A slope would make us unique


Pitt-Johnstown is a great university for many, but there is room for improvement.

Pitt-Johnstown has a total of 655 acres, most which are undeveloped. We have a lot of land that could be beneficial.

Most university campuses do not have the opportunity to have a ski slope, but Pitt-Johnstown does.

There has been talk about reopening a ski slope with a tow rope. While we understand there is a lot to figure out when opening a ski slope on a college campus, we believe that opening one would be a unique and attractive campus asset.

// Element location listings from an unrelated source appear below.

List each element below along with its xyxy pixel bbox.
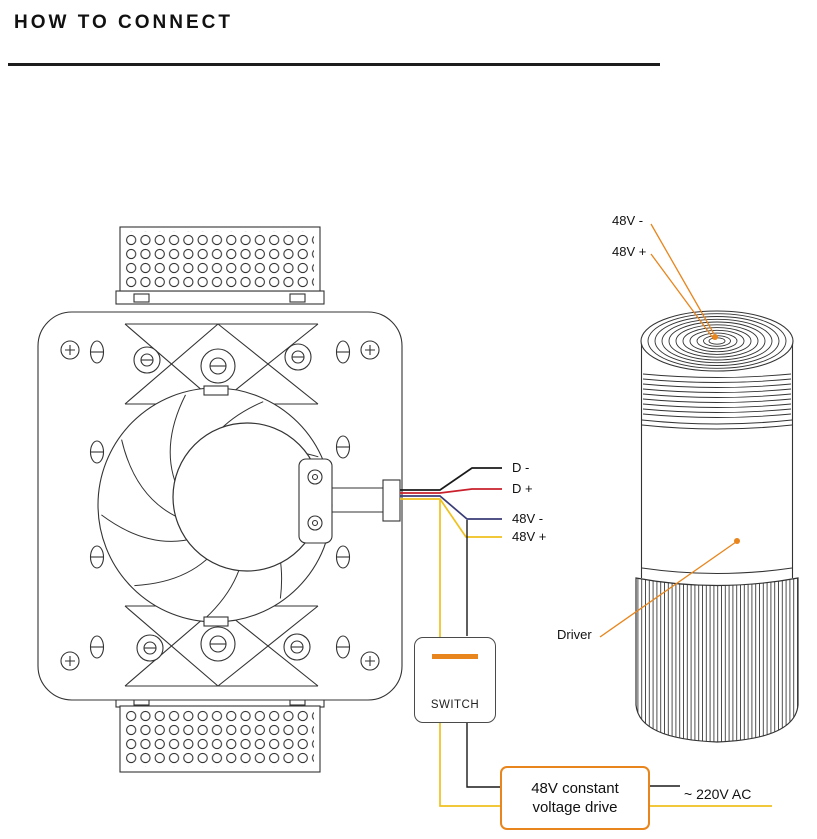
bottom-grille bbox=[115, 694, 325, 773]
switch-box: SWITCH bbox=[414, 637, 496, 723]
wire-switch-to-psu bbox=[466, 722, 502, 788]
leader-driver bbox=[599, 541, 737, 638]
psu-label-line2: voltage drive bbox=[532, 799, 618, 816]
wire-label-d-plus: D + bbox=[512, 481, 533, 496]
leader-48v-plus bbox=[650, 253, 714, 339]
wire-d-plus bbox=[400, 488, 502, 494]
psu-label-line1: 48V constant bbox=[531, 779, 619, 797]
cable-connector bbox=[298, 458, 401, 544]
switch-label: SWITCH bbox=[430, 699, 480, 711]
leader-48v-minus bbox=[650, 223, 715, 335]
wire-d-minus bbox=[400, 467, 502, 491]
wire-48v-plus bbox=[400, 498, 502, 538]
cylinder-sides bbox=[640, 341, 794, 578]
leader-driver-dot bbox=[734, 538, 740, 544]
wire-48v-minus bbox=[400, 495, 502, 520]
leader-target-dot bbox=[712, 334, 718, 340]
page-title: HOW TO CONNECT bbox=[14, 12, 233, 33]
side-screw-tabs bbox=[89, 340, 351, 659]
corner-screws bbox=[60, 340, 380, 671]
wire-yellow-feed bbox=[439, 500, 502, 807]
driver-48v-plus-label: 48V + bbox=[612, 244, 647, 259]
switch-actuator-bar bbox=[432, 654, 478, 659]
psu-box: 48V constant voltage drive bbox=[500, 766, 650, 830]
leader-lines bbox=[599, 223, 740, 638]
screws bbox=[133, 343, 312, 662]
fan-assembly-drawing bbox=[37, 226, 403, 773]
cylinder-threads bbox=[642, 373, 792, 418]
cylinder-top-coil bbox=[640, 310, 794, 372]
driver-cylinder-drawing bbox=[635, 310, 799, 743]
driver-name-label: Driver bbox=[557, 627, 592, 642]
mains-label: ~ 220V AC bbox=[684, 786, 752, 802]
cylinder-knurled-base bbox=[635, 577, 799, 743]
wire-label-48v-minus: 48V - bbox=[512, 511, 544, 526]
driver-48v-minus-label: 48V - bbox=[612, 213, 644, 228]
wire-label-48v-plus: 48V + bbox=[512, 529, 547, 544]
top-grille bbox=[115, 226, 325, 305]
wires bbox=[400, 467, 772, 807]
title-underline bbox=[8, 63, 660, 66]
wire-label-d-minus: D - bbox=[512, 460, 530, 475]
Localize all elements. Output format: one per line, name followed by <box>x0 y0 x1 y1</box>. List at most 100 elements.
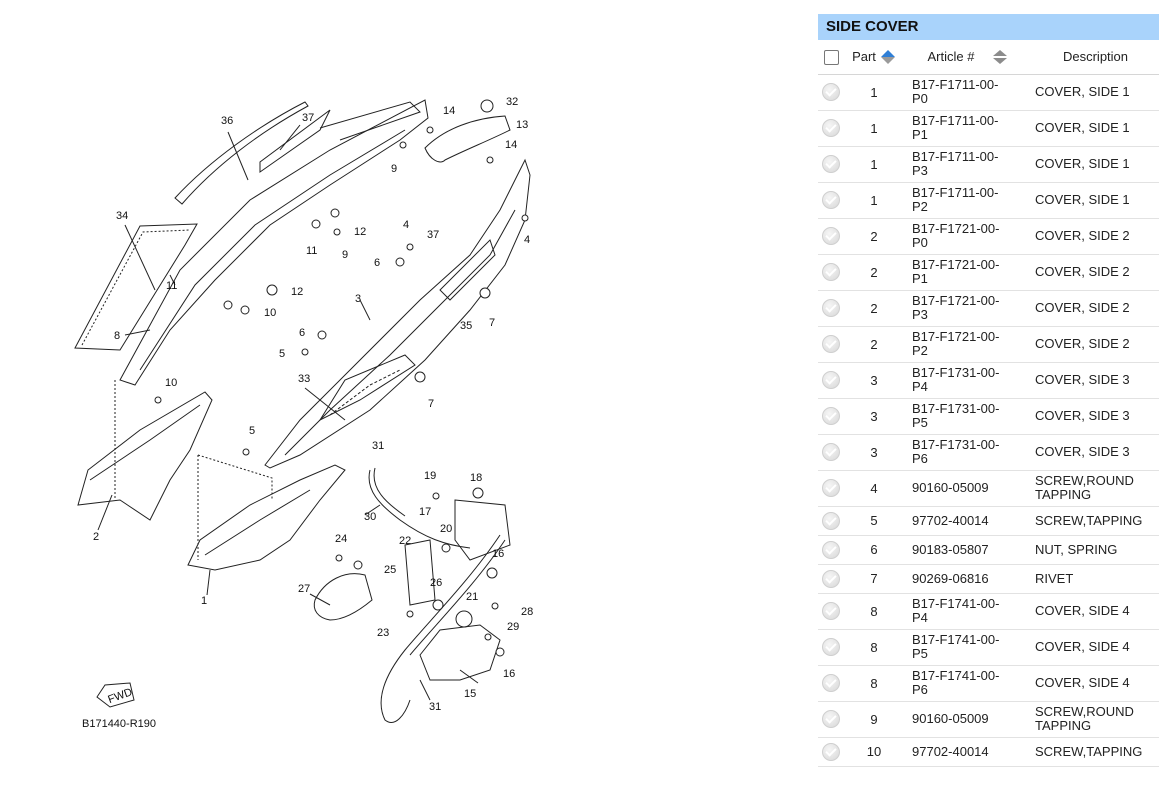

Opening a ski slope would provide a strong outdoor anecdote to seasonal affective disorder that many in the campus community suffer from in the long winter months, that is most of the time school is in session.

In addition there are potential jobs and possible classes for students.

There is all this land and bored students who could be skiing, snow tubing and sledding. Even if we had small tow ropes around campus for snowboarding, a slope wouldn’t be necessary.

It would also be a way to draw prospective students into attending Pitt-Johnstown, since we would be the only university in Pennsylvania with a ski slope on campus.

Both Colby College in Waterville, Maine, and Middlebury College in Middlebury Vt., have ski slopes on campus, but they are private schools with high tuition bills. These two schools have tuition of about $44,000 a year, where  Pitt-Johnstown’s tuition is about $23,000.

Liberty University in Lynchburg Va. with annual tuition of $28,744, also has a ski slope on campus; however, they use fake snow called snowflex.

We have the real stuff here. Plenty of it.

It would be an expensive endeavor, but there are so many ways in which we would make the money back, not least of which would be our uniqueness.

Pitt-Johnstown President Jem Spectar has explained that there are  priorities when it comes to improving campus. The residence halls, parking lots and sports fields have a higher priority than a ski slope, he said.

Along with being a low priority, the ski slope would cost at least $1 million to construct, including design, financial and legal issues.

President Spectar says he wants to maximize what we get for the money we spend, and issues other than a ski slope win in comparison.

Money needs to be spent wisely at Pitt-Johnstown, but it would attract more students to attend; that means more profit through tuition.

We believe that this change would help the university’s popularity and we would be better utilizing our land, not to mention an overall improvement in the quality of life on campus.

We agree it would be expensive, but there could be unexplored creative ways to finance both the construction and operation of a campus slope. We would encourage our leaders to look at those ways with unfettered minds before they reject the idea out of hand.